The next to weeks were hard but Jesy and Leigh-Anne basically moved in for the last 2 weeks they wouldnt leave my side even thought I just mainly wanted to be on my own. Every few days we would go out and do something if I could face it if not we would stay in a do stuff, I was still broken but my mum is right doing stuff and being around people is making it a slight bit easier. Even Zayn came to visit which was nice I havent seen him since graduation and he stayed for a few days. Normally my mum wouldnt let this many people stay for this long but she knows I need it which was nice of her. However we now only have 2days left till we went back to Uni and I was dreading it, I cant go back to mine and Jades place.

"babe you okay" Jesy asked as we sat at the table for tea.

"I dont want to go back to Uni I cant face mine and Jades place"

"you going to tell her or am I" Leigh-Anne smiled at Jesy

"tell me what"

"well we thought you might feel like this so we're one step ahead if you want to do this" Jesy smiled

"We spoke to the principle a few days ago and briefly explained the situation and he said we can all move into another dorm that has 3 bedrooms in, so you dont have to stay in yours and Jades place, it cost a little bit more but me and Jesy sorted that"

"are you serious"

"yep" Jesy beamed

"guys thank you thats means so much God I love you"

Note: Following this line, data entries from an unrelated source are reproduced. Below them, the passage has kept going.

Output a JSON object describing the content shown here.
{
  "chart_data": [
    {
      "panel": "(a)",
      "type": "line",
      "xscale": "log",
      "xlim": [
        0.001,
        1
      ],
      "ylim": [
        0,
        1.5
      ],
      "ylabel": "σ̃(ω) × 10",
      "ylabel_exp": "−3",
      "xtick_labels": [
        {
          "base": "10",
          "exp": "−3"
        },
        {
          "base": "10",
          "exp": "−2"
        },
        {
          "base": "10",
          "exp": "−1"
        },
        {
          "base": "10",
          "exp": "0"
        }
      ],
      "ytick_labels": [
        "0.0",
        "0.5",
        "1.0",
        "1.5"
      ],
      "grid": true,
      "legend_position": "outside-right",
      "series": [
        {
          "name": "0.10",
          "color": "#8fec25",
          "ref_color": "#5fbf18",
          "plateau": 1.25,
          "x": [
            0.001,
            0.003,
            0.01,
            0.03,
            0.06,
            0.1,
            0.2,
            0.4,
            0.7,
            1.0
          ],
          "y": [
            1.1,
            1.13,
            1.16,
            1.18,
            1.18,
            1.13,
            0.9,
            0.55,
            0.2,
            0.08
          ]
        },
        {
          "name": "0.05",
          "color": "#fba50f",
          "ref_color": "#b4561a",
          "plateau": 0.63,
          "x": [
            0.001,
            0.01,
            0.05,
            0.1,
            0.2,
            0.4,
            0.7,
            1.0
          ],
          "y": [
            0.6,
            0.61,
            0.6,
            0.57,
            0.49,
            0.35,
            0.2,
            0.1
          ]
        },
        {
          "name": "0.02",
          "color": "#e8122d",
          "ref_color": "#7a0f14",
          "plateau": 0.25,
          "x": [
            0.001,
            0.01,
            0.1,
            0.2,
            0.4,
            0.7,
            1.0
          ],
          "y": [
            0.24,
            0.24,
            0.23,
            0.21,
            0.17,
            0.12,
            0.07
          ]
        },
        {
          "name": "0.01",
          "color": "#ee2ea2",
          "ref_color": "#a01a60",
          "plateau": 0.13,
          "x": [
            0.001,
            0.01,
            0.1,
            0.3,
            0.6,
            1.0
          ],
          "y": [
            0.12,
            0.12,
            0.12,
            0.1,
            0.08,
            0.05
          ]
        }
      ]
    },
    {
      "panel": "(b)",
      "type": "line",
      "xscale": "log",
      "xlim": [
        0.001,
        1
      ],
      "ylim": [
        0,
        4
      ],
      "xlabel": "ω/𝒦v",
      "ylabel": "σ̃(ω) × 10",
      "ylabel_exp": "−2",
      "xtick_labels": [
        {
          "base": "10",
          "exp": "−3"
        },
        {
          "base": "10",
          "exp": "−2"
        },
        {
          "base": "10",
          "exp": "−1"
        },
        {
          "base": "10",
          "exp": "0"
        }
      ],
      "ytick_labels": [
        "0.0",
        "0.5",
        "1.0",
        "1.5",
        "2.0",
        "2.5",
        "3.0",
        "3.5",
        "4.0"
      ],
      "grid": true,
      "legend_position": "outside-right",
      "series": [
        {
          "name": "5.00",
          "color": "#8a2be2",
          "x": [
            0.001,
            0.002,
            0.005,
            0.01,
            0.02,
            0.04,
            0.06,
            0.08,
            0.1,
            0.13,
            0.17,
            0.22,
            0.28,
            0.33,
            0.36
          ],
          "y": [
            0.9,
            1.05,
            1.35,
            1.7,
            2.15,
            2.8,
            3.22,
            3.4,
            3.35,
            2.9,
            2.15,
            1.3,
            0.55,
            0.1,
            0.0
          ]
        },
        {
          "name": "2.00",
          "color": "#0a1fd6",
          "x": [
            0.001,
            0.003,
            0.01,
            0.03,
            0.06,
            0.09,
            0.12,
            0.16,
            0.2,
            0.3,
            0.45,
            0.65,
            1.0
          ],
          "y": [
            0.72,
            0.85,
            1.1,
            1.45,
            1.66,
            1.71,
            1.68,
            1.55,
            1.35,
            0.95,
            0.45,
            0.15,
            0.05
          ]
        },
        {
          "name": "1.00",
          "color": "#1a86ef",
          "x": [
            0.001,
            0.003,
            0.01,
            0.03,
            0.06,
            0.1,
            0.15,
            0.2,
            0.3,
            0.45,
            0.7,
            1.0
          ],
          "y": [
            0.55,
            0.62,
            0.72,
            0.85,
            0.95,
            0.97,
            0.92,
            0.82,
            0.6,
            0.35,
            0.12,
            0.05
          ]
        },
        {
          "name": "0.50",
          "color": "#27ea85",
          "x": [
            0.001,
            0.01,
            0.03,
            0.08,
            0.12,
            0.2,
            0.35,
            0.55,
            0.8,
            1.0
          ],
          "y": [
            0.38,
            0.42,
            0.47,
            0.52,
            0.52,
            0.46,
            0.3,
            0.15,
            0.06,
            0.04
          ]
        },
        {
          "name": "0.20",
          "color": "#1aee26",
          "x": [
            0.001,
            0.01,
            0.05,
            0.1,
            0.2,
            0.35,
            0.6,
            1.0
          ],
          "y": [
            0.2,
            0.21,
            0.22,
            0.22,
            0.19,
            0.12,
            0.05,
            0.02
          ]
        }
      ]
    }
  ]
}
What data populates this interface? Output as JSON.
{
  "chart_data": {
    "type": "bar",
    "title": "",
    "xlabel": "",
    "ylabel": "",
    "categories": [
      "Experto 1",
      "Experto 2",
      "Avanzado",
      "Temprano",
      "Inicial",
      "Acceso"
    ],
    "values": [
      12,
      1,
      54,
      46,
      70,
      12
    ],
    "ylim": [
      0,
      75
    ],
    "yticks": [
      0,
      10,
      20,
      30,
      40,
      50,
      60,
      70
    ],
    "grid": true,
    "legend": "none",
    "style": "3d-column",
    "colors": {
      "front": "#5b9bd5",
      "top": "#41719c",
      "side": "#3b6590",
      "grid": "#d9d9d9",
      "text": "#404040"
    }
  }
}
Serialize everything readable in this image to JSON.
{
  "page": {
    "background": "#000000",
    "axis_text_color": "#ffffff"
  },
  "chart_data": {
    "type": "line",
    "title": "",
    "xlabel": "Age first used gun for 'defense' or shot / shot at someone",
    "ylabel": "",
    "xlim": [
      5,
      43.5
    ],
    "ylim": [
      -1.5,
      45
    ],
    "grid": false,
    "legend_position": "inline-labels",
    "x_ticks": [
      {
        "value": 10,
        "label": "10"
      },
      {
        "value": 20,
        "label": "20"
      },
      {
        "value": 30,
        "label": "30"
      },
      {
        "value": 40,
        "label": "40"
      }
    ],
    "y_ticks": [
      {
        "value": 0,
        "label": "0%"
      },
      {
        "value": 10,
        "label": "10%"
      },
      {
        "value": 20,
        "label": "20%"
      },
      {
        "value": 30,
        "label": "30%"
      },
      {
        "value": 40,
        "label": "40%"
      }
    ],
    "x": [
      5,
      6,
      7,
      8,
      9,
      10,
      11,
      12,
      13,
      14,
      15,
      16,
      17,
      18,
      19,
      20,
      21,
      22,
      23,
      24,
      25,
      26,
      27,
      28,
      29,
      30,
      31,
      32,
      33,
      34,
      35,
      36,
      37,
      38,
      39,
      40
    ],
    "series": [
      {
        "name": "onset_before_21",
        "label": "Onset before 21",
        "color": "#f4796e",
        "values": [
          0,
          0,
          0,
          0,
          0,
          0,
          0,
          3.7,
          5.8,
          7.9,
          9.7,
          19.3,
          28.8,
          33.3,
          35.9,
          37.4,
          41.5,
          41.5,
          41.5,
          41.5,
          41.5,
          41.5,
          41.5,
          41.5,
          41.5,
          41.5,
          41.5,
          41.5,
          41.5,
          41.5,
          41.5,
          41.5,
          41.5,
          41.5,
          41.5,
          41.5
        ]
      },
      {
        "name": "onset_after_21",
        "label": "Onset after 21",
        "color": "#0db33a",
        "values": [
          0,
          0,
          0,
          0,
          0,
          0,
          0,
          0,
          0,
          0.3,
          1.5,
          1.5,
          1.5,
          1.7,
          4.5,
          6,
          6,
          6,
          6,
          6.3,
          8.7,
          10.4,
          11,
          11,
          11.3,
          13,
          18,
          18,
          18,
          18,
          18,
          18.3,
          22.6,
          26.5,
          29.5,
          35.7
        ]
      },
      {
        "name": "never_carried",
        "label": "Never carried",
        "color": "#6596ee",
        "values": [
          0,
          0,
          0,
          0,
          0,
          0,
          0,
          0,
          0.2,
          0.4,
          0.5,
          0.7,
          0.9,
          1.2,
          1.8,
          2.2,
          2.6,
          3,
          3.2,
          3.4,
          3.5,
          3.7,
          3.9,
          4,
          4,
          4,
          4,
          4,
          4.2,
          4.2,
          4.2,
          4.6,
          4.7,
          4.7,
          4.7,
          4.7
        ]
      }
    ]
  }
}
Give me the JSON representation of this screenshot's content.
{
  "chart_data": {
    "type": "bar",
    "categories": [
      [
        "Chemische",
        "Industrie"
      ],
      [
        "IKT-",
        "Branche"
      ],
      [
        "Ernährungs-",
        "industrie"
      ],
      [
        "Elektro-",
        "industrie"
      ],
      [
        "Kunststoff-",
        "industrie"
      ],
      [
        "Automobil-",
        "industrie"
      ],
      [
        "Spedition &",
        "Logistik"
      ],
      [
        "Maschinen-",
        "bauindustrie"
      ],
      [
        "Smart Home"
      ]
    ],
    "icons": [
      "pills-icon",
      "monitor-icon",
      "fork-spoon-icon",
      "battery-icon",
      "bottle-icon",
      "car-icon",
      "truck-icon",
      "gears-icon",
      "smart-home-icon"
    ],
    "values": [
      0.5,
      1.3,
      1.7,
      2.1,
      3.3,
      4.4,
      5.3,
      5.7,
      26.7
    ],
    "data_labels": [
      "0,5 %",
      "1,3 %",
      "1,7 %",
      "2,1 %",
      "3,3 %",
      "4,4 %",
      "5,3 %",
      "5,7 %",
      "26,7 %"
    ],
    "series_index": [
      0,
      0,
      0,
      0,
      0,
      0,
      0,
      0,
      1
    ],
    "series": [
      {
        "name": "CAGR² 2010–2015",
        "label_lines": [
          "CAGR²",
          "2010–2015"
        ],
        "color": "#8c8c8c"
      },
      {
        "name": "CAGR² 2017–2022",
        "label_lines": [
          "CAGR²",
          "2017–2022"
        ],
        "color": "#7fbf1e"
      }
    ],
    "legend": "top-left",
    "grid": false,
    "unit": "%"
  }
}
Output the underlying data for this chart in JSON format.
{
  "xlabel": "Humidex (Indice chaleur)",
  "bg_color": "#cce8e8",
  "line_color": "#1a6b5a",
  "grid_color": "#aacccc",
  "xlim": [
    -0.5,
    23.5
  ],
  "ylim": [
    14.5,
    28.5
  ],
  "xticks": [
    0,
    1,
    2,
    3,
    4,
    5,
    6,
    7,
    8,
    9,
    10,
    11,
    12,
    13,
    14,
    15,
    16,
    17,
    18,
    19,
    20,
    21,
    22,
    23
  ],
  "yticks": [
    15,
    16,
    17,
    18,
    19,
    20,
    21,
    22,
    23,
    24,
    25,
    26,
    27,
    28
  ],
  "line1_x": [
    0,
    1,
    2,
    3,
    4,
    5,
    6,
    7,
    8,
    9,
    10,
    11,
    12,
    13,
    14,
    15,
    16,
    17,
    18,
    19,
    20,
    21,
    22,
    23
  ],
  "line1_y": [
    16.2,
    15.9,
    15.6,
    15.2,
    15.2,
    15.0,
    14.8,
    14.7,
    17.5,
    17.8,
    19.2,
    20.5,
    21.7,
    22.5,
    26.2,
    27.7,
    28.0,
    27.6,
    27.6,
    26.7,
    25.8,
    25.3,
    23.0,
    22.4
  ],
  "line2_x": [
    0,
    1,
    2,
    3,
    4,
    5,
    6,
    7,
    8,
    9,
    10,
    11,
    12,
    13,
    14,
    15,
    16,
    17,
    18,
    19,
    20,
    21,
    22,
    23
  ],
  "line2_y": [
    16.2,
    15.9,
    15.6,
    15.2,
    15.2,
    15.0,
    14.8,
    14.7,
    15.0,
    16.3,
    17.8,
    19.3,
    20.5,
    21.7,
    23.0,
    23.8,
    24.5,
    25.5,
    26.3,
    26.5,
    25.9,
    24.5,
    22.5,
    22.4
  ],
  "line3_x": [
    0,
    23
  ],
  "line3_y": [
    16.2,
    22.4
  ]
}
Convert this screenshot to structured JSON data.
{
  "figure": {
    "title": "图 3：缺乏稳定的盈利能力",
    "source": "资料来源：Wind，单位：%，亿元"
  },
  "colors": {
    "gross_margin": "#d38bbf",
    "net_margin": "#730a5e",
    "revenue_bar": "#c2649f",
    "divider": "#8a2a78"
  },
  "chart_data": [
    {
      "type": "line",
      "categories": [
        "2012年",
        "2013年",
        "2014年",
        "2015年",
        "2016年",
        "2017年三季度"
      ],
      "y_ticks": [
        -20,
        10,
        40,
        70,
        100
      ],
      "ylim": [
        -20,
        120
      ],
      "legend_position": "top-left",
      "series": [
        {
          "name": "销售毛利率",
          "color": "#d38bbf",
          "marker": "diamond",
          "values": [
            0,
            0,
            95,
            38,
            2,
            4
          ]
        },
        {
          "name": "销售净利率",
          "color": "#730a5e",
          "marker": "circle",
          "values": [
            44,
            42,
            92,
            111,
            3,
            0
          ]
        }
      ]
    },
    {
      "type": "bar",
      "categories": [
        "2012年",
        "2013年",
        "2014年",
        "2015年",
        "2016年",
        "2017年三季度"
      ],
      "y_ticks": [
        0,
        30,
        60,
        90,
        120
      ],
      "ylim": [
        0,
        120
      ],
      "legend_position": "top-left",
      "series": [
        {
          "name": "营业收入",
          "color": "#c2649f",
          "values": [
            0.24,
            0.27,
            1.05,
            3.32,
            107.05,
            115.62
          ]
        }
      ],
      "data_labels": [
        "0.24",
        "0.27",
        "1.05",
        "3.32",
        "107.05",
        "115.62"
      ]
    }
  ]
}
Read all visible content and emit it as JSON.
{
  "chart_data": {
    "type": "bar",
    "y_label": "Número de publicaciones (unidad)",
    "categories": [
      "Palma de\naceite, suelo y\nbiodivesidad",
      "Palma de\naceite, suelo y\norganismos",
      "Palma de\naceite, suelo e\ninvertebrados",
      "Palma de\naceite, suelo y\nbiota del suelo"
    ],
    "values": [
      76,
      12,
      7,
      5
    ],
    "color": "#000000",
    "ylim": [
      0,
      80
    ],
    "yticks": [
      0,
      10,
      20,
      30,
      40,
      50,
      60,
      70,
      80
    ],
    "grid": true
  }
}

We ate our tea and like we did most nights we went and watched a few films. I bet they are sick of it but they arent letting on that they are which just shows how good they are and how lucky I am to have them. Half way through the film I started thinking about Jade again and every time I do its like someone is ripping my heart out over and over again, I couldnt help but cry.

"Perrie you okay" Jesy asked worriedly,

"no" I cried

"hey come here" she said pulling me into a hug

"its going to be okay, its just going to take time, we're going to go back to Uni tomorrow to sort things out and when we do you'll be studying etc and the pain well ease okay"

"I hope so, I wanna go to sleep now guys"

"okay night".

The next day we packed our bags and set off back to Uni, Its going to be hard being back in the place were I met Jade but i've come this far. When we got there Jordan Sam and Zayn were all there they said they would help us move our stuff into our new dorm. Zayn, Jesy and Sam went into my dorm to get my stuff and me Leigh-Anne and Jordan did Jesy and Leigh-Annas room. A few hours later we managed to get everything into our new dorm which was 2 floors above our old ones but I dont care. After we finished we went out for dinner before the boys had to leave. When we got back I set up my bed and then sorted a few bits out, the room was the same layout as my old one so I made sure it didnt look anything like it. I was going through on of my boxes the guys had packed and I saw my favourite picture of me and Jade, I havent seen a picture of her since Leigh-Anne came she wouldnt let me. Seeing her face again hurt so much I had to sit down and hold my stomach and chest it felt like I was getting stabbed over and over again in my stomach and chest. I felt the tears form in my eyes I would literally do anything to get Jade back I just wish I knew why she did this but I dont. I keep telling myself to move on and accept it but its so hard especially being back here when constant reminders of her. I just wish I knew were she was and that she is okay and that Jack hasnt got to her, because if she died I'd die. This year is going to be a hard.